The proof of the pudding, however… CA want to prove their capability, with their knowledge base, their software, their expertise.  They have security product, which they presented at length.  But a question from the floor stymied their chief security architect: on managing social networks spilling out from the workplace.  It’s a known challenge, and they’re working on it.

On networking: CA have set up a “Cloud Commons” community, where experiences can be exchanged, best practice shared.  They developed the infrastructure, but communities only work when a critical mass is hit.  Various product (and other) scores can be aggregated in this Commons, for example – but as we see all the time, only useful where enough people participate.

CA went into more detail on managing infrastructure, on security, on transition, all of which were meaningful, while at the same time saying “here is your problem, and we are your solution”.

In conception, their vision is what the cloud is.  The more your capacity is successfully abstracted into the cloud, the fewer points of failure to affect business with your partners and your customers.  But CA’s value propositions are large-scale, high cost projects.  They’re reaching for the sky.  Yet in the short term, they may have to settle for hand-holding exercises in proof-of-concept.

All presentations from the day can be viewed here.

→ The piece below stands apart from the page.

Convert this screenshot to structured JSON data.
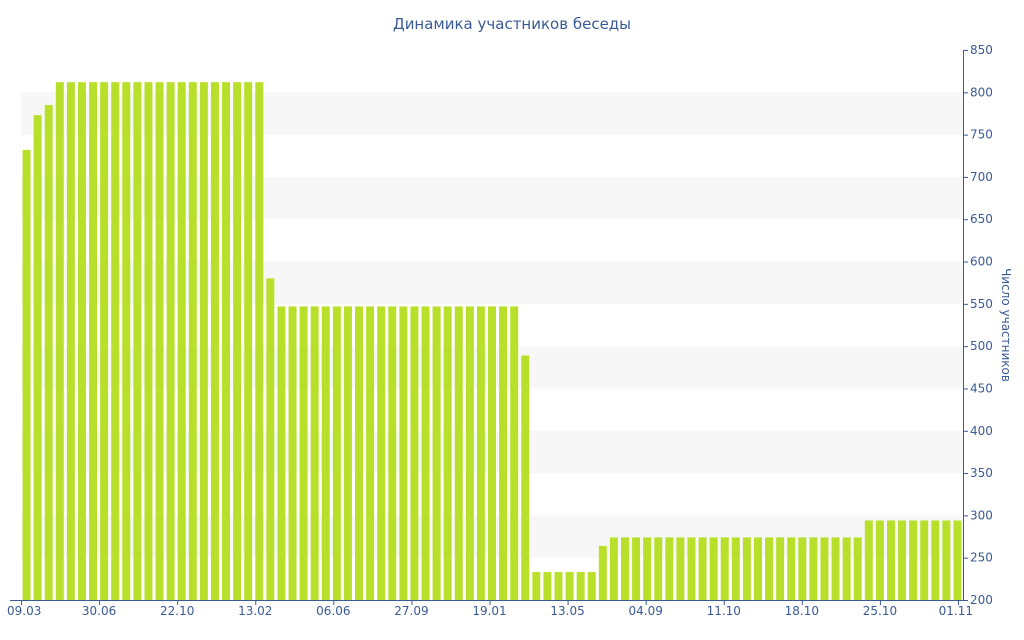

Addendum:  Gartner has just put out a release on SaaS.  Inter alia, it forecasts the SaaS market to grow to US$8.5 billion in 2010 from $7.5b.  Interestingly, they estimate that “75 percent of the current SaaS delivery revenue could be considered as a cloud service”, but that will increase “as the SaaS model matures and converges with cloud services models”.  Further, they expect SaaS to comprise 26% of the CRM market in 2010 (due in no small measure to Salesforce.com, I’d say).  That’s likely to be the easiest route to a pilot cloud project at the moment.